Hace
más de veinte años que los reality shows forman parte de la programación
habitual de nuestro país. El 23 de abril del año 2000 se estrenó la primera
edición de Gran Hermano. Como puede apreciarse, tanto la fecha como su nombre poseen
connotaciones literarias innegables, y es que, en sus orígenes, el formato emanaba
cierta belleza artística (aunque solo fuese porque nos recordase a la dramática
historia de Truman). Lo único que ocurría en aquella casa era todo lo que
acontece en cualquier hogar. Pero aquel experimento sociológico enganchaba por el
desconocimiento que los concursantes tenían de lo que sucedía fuera de la casa,
lo que les hacía comportarse con naturalidad e ingenuidad. Los espectadores se
sentían identificados con ellos porque veían reflejadas sus conductas en
aquellos personajes que actuaban en una comedia sin saberlo. Era conscientes de
que estaban siendo grabados, pero no de la repercusión de sus palabras y sus
actos ni del modo en el que la audiencia estaba recibiendo aquellas escenas de
telerrealidad.
Por lo general, cuando algo comienza a producirse en masa se inicia, también, su decadencia. Después de aquella primera edición vinieron muchísimas más, no solo en aquel formato, sino en adaptaciones de todo tipo que huelga enumerar. ¿Por qué aquel programa que pretendía atraernos a la pantalla reflejando lo que somos se ha convertido en el producto más bajuno de la televisión? La respuesta es tan sencilla como inquietante: porque el espejo ahora ya no apunta hacia las personas reales, sino que son estas las que quieren emular lo que aparece en sus pantallas. Ya no se espera que los personajes de estos shows actúen como lo haría cualquiera de nosotros, son los espectadores los que ansían comportarse como si formaran parte de un inmenso reality que les observa, les juzga, les aplaude, les nomina. La cámara la aporta cada uno y el canal en el que se retransmite su vida se llama Facebook, Twitter o Instagram. Aquellos que no tienen cuenta en las redes sociales son tachados de invisibles. Quienes antes sentían empatía y cariño hacia un muchacho que se lavaba los dientes frente a un espejo ahora nadan como peces en el agua dentro de una inmensa pecera revestida de ojos, un Gran Hermano real y global. Es una lástima que ninguno se haya asomado a las páginas de Orwell.
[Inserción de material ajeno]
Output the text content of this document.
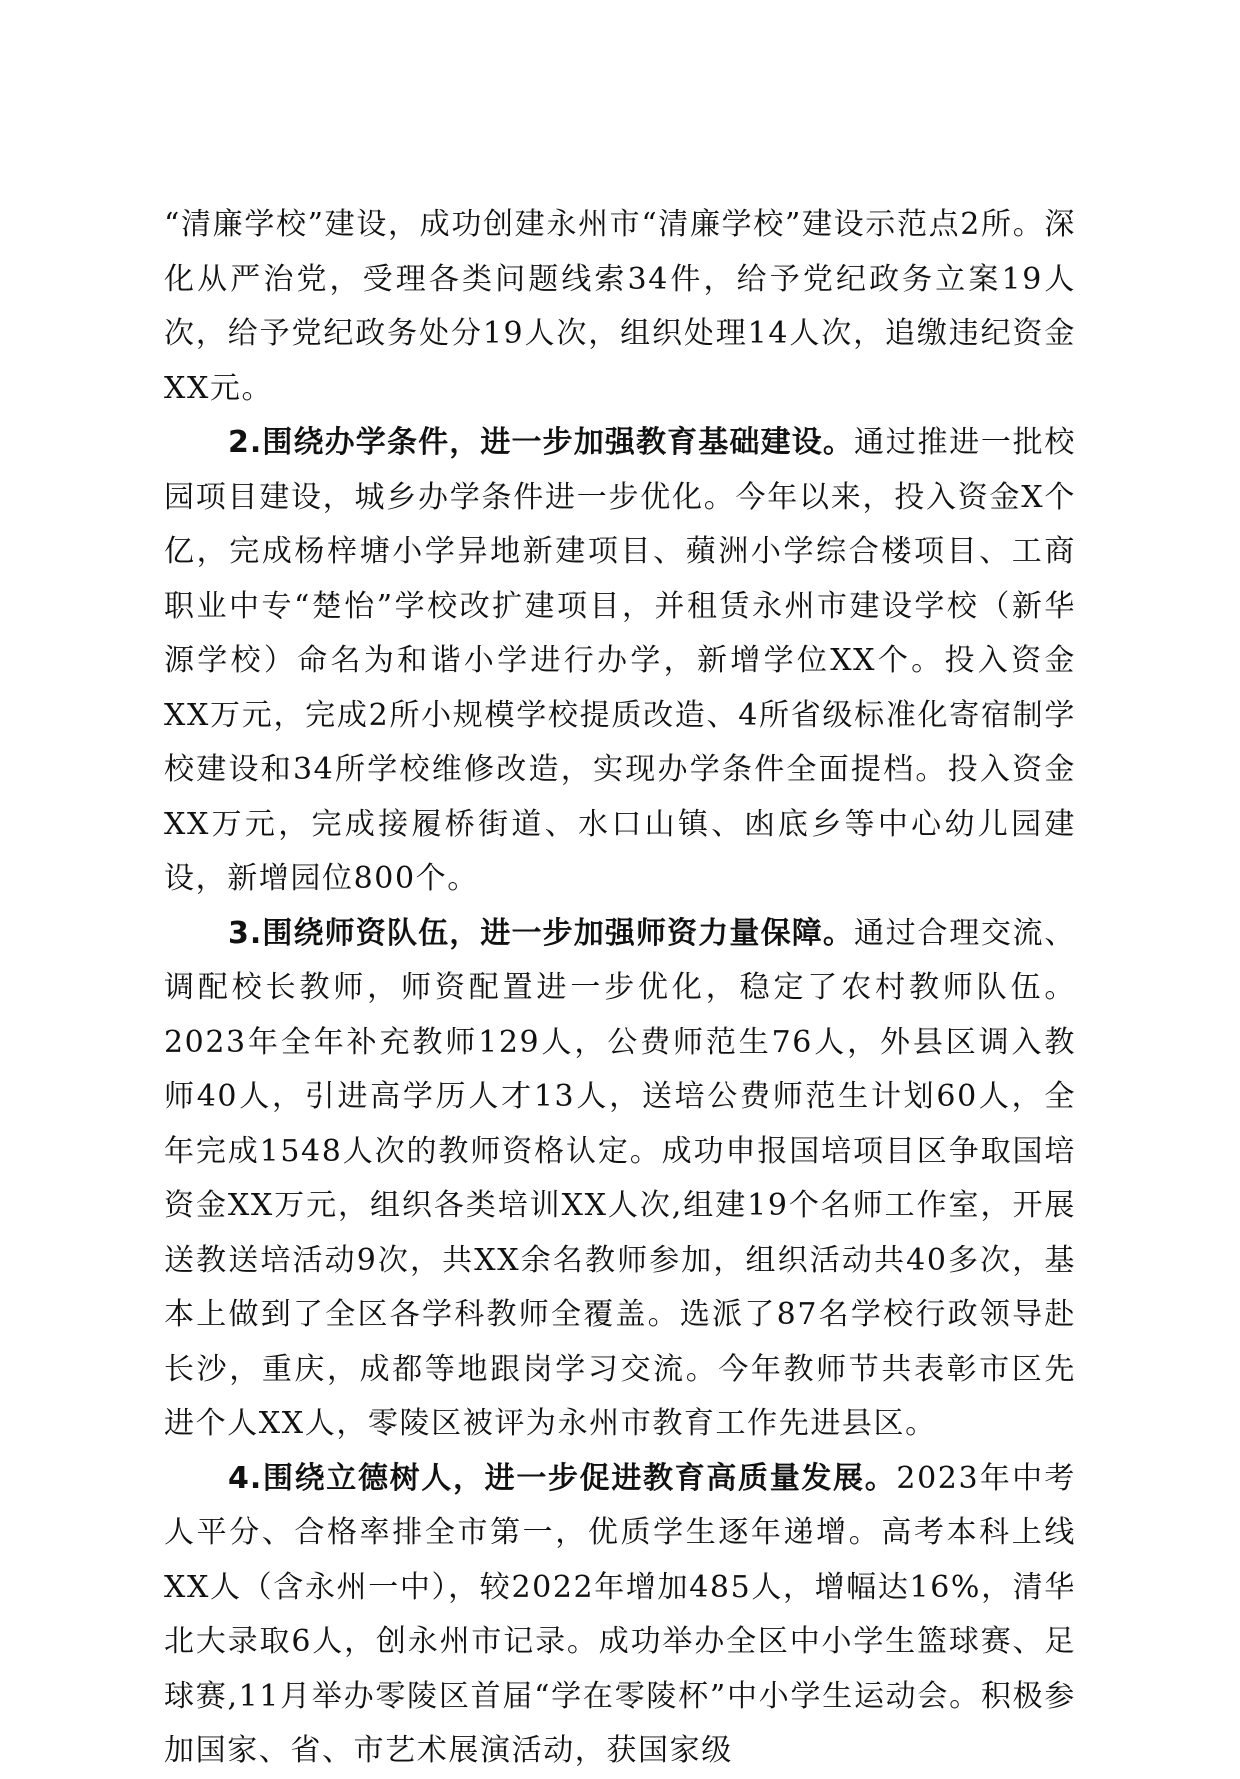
“清廉学校”建设，成功创建永州市“清廉学校”建设示范点2所。深化从严治党，受理各类问题线索34件，给予党纪政务立案19人次，给予党纪政务处分19人次，组织处理14人次，追缴违纪资金XX元。

2.围绕办学条件，进一步加强教育基础建设。通过推进一批校园项目建设，城乡办学条件进一步优化。今年以来，投入资金X个亿，完成杨梓塘小学异地新建项目、蘋洲小学综合楼项目、工商职业中专“楚怡”学校改扩建项目，并租赁永州市建设学校（新华源学校）命名为和谐小学进行办学，新增学位XX个。投入资金XX万元，完成2所小规模学校提质改造、4所省级标准化寄宿制学校建设和34所学校维修改造，实现办学条件全面提档。投入资金XX万元，完成接履桥街道、水口山镇、凼底乡等中心幼儿园建设，新增园位800个。

3.围绕师资队伍，进一步加强师资力量保障。通过合理交流、调配校长教师，师资配置进一步优化，稳定了农村教师队伍。2023年全年补充教师129人，公费师范生76人，外县区调入教师40人，引进高学历人才13人，送培公费师范生计划60人，全年完成1548人次的教师资格认定。成功申报国培项目区争取国培资金XX万元，组织各类培训XX人次,组建19个名师工作室，开展送教送培活动9次，共XX余名教师参加，组织活动共40多次，基本上做到了全区各学科教师全覆盖。选派了87名学校行政领导赴长沙，重庆，成都等地跟岗学习交流。今年教师节共表彰市区先进个人XX人，零陵区被评为永州市教育工作先进县区。

4.围绕立德树人，进一步促进教育高质量发展。2023年中考人平分、合格率排全市第一，优质学生逐年递增。高考本科上线XX人（含永州一中），较2022年增加485人，增幅达16%，清华北大录取6人，创永州市记录。成功举办全区中小学生篮球赛、足球赛,11月举办零陵区首届“学在零陵杯”中小学生运动会。积极参加国家、省、市艺术展演活动，获国家级
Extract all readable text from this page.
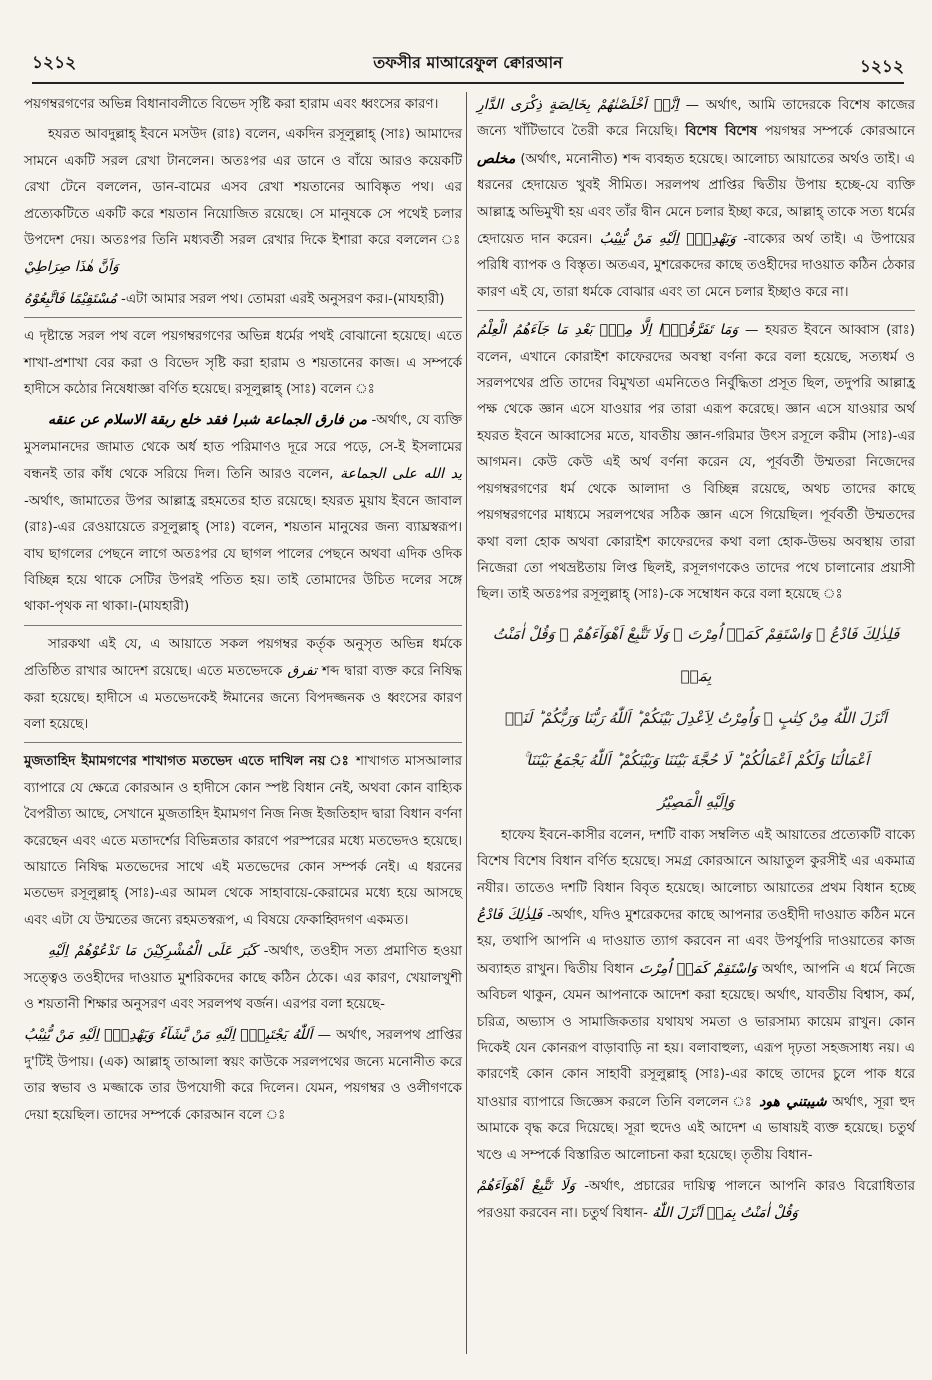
১২১২	তফসীর মাআরেফুল ক্বোরআন	১২১২

পয়গম্বরগণের অভিন্ন বিধানাবলীতে বিভেদ সৃষ্টি করা হারাম এবং ধ্বংসের কারণ।

হযরত আবদুল্লাহ্ ইবনে মসউদ (রাঃ) বলেন, একদিন রসূলুল্লাহ্ (সাঃ) আমাদের সামনে একটি সরল রেখা টানলেন। অতঃপর এর ডানে ও বাঁয়ে আরও কয়েকটি রেখা টেনে বললেন, ডান-বামের এসব রেখা শয়তানের আবিষ্কৃত পথ। এর প্রত্যেকটিতে একটি করে শয়তান নিয়োজিত রয়েছে। সে মানুষকে সে পথেই চলার উপদেশ দেয়। অতঃপর তিনি মধ্যবর্তী সরল রেখার দিকে ইশারা করে বললেন ঃ وَاَنَّ هٰذَا صِرَاطِيْ

مُسْتَقِيْمًا فَاتَّبِعُوْهُ -এটা আমার সরল পথ। তোমরা এরই অনুসরণ কর।-(মাযহারী)

এ দৃষ্টান্তে সরল পথ বলে পয়গম্বরগণের অভিন্ন ধর্মের পথই বোঝানো হয়েছে। এতে শাখা-প্রশাখা বের করা ও বিভেদ সৃষ্টি করা হারাম ও শয়তানের কাজ। এ সম্পর্কে হাদীসে কঠোর নিষেধাজ্ঞা বর্ণিত হয়েছে। রসূলুল্লাহ্ (সাঃ) বলেন ঃ

من فارق الجماعة شبرا فقد خلع ربقة الاسلام عن عنقه -অর্থাৎ, যে ব্যক্তি মুসলমানদের জামাত থেকে অর্ধ হাত পরিমাণও দূরে সরে পড়ে, সে-ই ইসলামের বন্ধনই তার কাঁধ থেকে সরিয়ে দিল। তিনি আরও বলেন, يد الله على الجماعة -অর্থাৎ, জামাতের উপর আল্লাহ্র রহমতের হাত রয়েছে। হযরত মুয়ায ইবনে জাবাল (রাঃ)-এর রেওয়ায়েতে রসূলুল্লাহ্ (সাঃ) বলেন, শয়তান মানুষের জন্য ব্যাঘ্রস্বরূপ। বাঘ ছাগলের পেছনে লাগে অতঃপর যে ছাগল পালের পেছনে অথবা এদিক ওদিক বিচ্ছিন্ন হয়ে থাকে সেটির উপরই পতিত হয়। তাই তোমাদের উচিত দলের সঙ্গে থাকা-পৃথক না থাকা।-(মাযহারী)

সারকথা এই যে, এ আয়াতে সকল পয়গম্বর কর্তৃক অনুসৃত অভিন্ন ধর্মকে প্রতিষ্ঠিত রাখার আদেশ রয়েছে। এতে মতভেদকে تفرق শব্দ দ্বারা ব্যক্ত করে নিষিদ্ধ করা হয়েছে। হাদীসে এ মতভেদকেই ঈমানের জন্যে বিপদজ্জনক ও ধ্বংসের কারণ বলা হয়েছে।

মুজতাহিদ ইমামগণের শাখাগত মতভেদ এতে দাখিল নয় ঃ শাখাগত মাসআলার ব্যাপারে যে ক্ষেত্রে কোরআন ও হাদীসে কোন স্পষ্ট বিধান নেই, অথবা কোন বাহ্যিক বৈপরীত্য আছে, সেখানে মুজতাহিদ ইমামগণ নিজ নিজ ইজতিহাদ দ্বারা বিধান বর্ণনা করেছেন এবং এতে মতাদর্শের বিভিন্নতার কারণে পরস্পরের মধ্যে মতভেদও হয়েছে। আয়াতে নিষিদ্ধ মতভেদের সাথে এই মতভেদের কোন সম্পর্ক নেই। এ ধরনের মতভেদ রসূলুল্লাহ্ (সাঃ)-এর আমল থেকে সাহাবায়ে-কেরামের মধ্যে হয়ে আসছে এবং এটা যে উম্মতের জন্যে রহমতস্বরূপ, এ বিষয়ে ফেকাহ্বিদগণ একমত।

كَبُرَ عَلَى الْمُشْرِكِيْنَ مَا تَدْعُوْهُمْ اِلَيْهِ -অর্থাৎ, তওহীদ সত্য প্রমাণিত হওয়া সত্ত্বেও তওহীদের দাওয়াত মুশরিকদের কাছে কঠিন ঠেকে। এর কারণ, খেয়ালখুশী ও শয়তানী শিক্ষার অনুসরণ এবং সরলপথ বর্জন। এরপর বলা হয়েছে-

اَللّٰهُ يَجْتَبِيْۤ اِلَيْهِ مَنْ يَّشَآءُ وَيَهْدِيْۤ اِلَيْهِ مَنْ يُّنِيْبُ — অর্থাৎ, সরলপথ প্রাপ্তির দু'টিই উপায়। (এক) আল্লাহ্ তাআলা স্বয়ং কাউকে সরলপথের জন্যে মনোনীত করে তার স্বভাব ও মজ্জাকে তার উপযোগী করে দিলেন। যেমন, পয়গম্বর ও ওলীগণকে দেয়া হয়েছিল। তাদের সম্পর্কে কোরআন বলে ঃ

اِنَّاۤ اَخْلَصْنٰهُمْ بِخَالِصَةٍ ذِكْرَى الدَّارِ — অর্থাৎ, আমি তাদেরকে বিশেষ কাজের জন্যে খাঁটিভাবে তৈরী করে নিয়েছি। বিশেষ বিশেষ পয়গম্বর সম্পর্কে কোরআনে مخلص (অর্থাৎ, মনোনীত) শব্দ ব্যবহৃত হয়েছে। আলোচ্য আয়াতের অর্থও তাই। এ ধরনের হেদায়েত খুবই সীমিত। সরলপথ প্রাপ্তির দ্বিতীয় উপায় হচ্ছে-যে ব্যক্তি আল্লাহ্র অভিমুখী হয় এবং তাঁর দ্বীন মেনে চলার ইচ্ছা করে, আল্লাহ্ তাকে সত্য ধর্মের হেদায়েত দান করেন। وَيَهْدِيْۤ اِلَيْهِ مَنْ يُّنِيْبُ -বাক্যের অর্থ তাই। এ উপায়ের পরিধি ব্যাপক ও বিস্তৃত। অতএব, মুশরেকদের কাছে তওহীদের দাওয়াত কঠিন ঠেকার কারণ এই যে, তারা ধর্মকে বোঝার এবং তা মেনে চলার ইচ্ছাও করে না।

وَمَا تَفَرَّقُوْۤا اِلَّا مِنْۢ بَعْدِ مَا جَآءَهُمُ الْعِلْمُ — হযরত ইবনে আব্বাস (রাঃ) বলেন, এখানে কোরাইশ কাফেরদের অবস্থা বর্ণনা করে বলা হয়েছে, সত্যধর্ম ও সরলপথের প্রতি তাদের বিমুখতা এমনিতেও নির্বুদ্ধিতা প্রসূত ছিল, তদুপরি আল্লাহ্র পক্ষ থেকে জ্ঞান এসে যাওয়ার পর তারা এরূপ করেছে। জ্ঞান এসে যাওয়ার অর্থ হযরত ইবনে আব্বাসের মতে, যাবতীয় জ্ঞান-গরিমার উৎস রসূলে করীম (সাঃ)-এর আগমন। কেউ কেউ এই অর্থ বর্ণনা করেন যে, পূর্ববর্তী উম্মতরা নিজেদের পয়গম্বরগণের ধর্ম থেকে আলাদা ও বিচ্ছিন্ন রয়েছে, অথচ তাদের কাছে পয়গম্বরগণের মাধ্যমে সরলপথের সঠিক জ্ঞান এসে গিয়েছিল। পূর্ববর্তী উম্মতদের কথা বলা হোক অথবা কোরাইশ কাফেরদের কথা বলা হোক-উভয় অবস্থায় তারা নিজেরা তো পথভ্রষ্টতায় লিপ্ত ছিলই, রসূলগণকেও তাদের পথে চালানোর প্রয়াসী ছিল। তাই অতঃপর রসূলুল্লাহ্ (সাঃ)-কে সম্বোধন করে বলা হয়েছে ঃ

فَلِذٰلِكَ فَادْعُ ۚ وَاسْتَقِمْ كَمَاۤ اُمِرْتَ ۚ وَلَا تَتَّبِعْ اَهْوَآءَهُمْ ۚ وَقُلْ اٰمَنْتُ بِمَاۤ
اَنْزَلَ اللّٰهُ مِنْ كِتٰبٍ ۚ وَاُمِرْتُ لِاَعْدِلَ بَيْنَكُمْ ؕ اَللّٰهُ رَبُّنَا وَرَبُّكُمْ ؕ لَنَاۤ
اَعْمَالُنَا وَلَكُمْ اَعْمَالُكُمْ ؕ لَا حُجَّةَ بَيْنَنَا وَبَيْنَكُمْ ؕ اَللّٰهُ يَجْمَعُ بَيْنَنَا ۚ
وَاِلَيْهِ الْمَصِيْرُ

হাফেয ইবনে-কাসীর বলেন, দশটি বাক্য সম্বলিত এই আয়াতের প্রত্যেকটি বাক্যে বিশেষ বিশেষ বিধান বর্ণিত হয়েছে। সমগ্র কোরআনে আয়াতুল কুরসীই এর একমাত্র নযীর। তাতেও দশটি বিধান বিবৃত হয়েছে। আলোচ্য আয়াতের প্রথম বিধান হচ্ছে فَلِذٰلِكَ فَادْعُ -অর্থাৎ, যদিও মুশরেকদের কাছে আপনার তওহীদী দাওয়াত কঠিন মনে হয়, তথাপি আপনি এ দাওয়াত ত্যাগ করবেন না এবং উপর্যুপরি দাওয়াতের কাজ অব্যাহত রাখুন। দ্বিতীয় বিধান وَاسْتَقِمْ كَمَاۤ اُمِرْتَ অর্থাৎ, আপনি এ ধর্মে নিজে অবিচল থাকুন, যেমন আপনাকে আদেশ করা হয়েছে। অর্থাৎ, যাবতীয় বিশ্বাস, কর্ম, চরিত্র, অভ্যাস ও সামাজিকতার যথাযথ সমতা ও ভারসাম্য কায়েম রাখুন। কোন দিকেই যেন কোনরূপ বাড়াবাড়ি না হয়। বলাবাহুল্য, এরূপ দৃঢ়তা সহজসাধ্য নয়। এ কারণেই কোন কোন সাহাবী রসূলুল্লাহ্ (সাঃ)-এর কাছে তাদের চুলে পাক ধরে যাওয়ার ব্যাপারে জিজ্ঞেস করলে তিনি বললেন ঃ شيبتني هود অর্থাৎ, সূরা হুদ আমাকে বৃদ্ধ করে দিয়েছে। সূরা হুদেও এই আদেশ এ ভাষায়ই ব্যক্ত হয়েছে। চতুর্থ খণ্ডে এ সম্পর্কে বিস্তারিত আলোচনা করা হয়েছে। তৃতীয় বিধান-

وَلَا تَتَّبِعْ اَهْوَآءَهُمْ -অর্থাৎ, প্রচারের দায়িত্ব পালনে আপনি কারও বিরোধিতার পরওয়া করবেন না। চতুর্থ বিধান- وَقُلْ اٰمَنْتُ بِمَاۤ اَنْزَلَ اللّٰهُ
Las imágenes que observamos en la pantalla nos resultan ideales, como si existieran en un mundo paralelo en el que sus habitantes rozan la perfección. Si gritan, es que hacen uso de su libertad de expresión; si faltan al respeto, es que poseen personalidades tan poderosas que sobrepasan su capacidad de contingencia; si hacen daño a quien les ama, es que su instinto es tan fuerte que no puede ser ignorado. El espectador acaba convenciéndose de que tan solo es el protagonista de una vida intrascedente y aburrida y acepta someterse al acoso y la aprobación de ojos extraños para aspirar a esa supuesta felicidad que observa en la pantalla. Muestra lo que hace, lo que come, lo que ama, como hacen sus ídolos pixelados. Alguno logra escapar del anonimato y convertirse en uno de ellos sin darse cuenta de que ha perdido la herramienta más preciada que tenía para lograr la tan ansiada felicidad: la privacidad.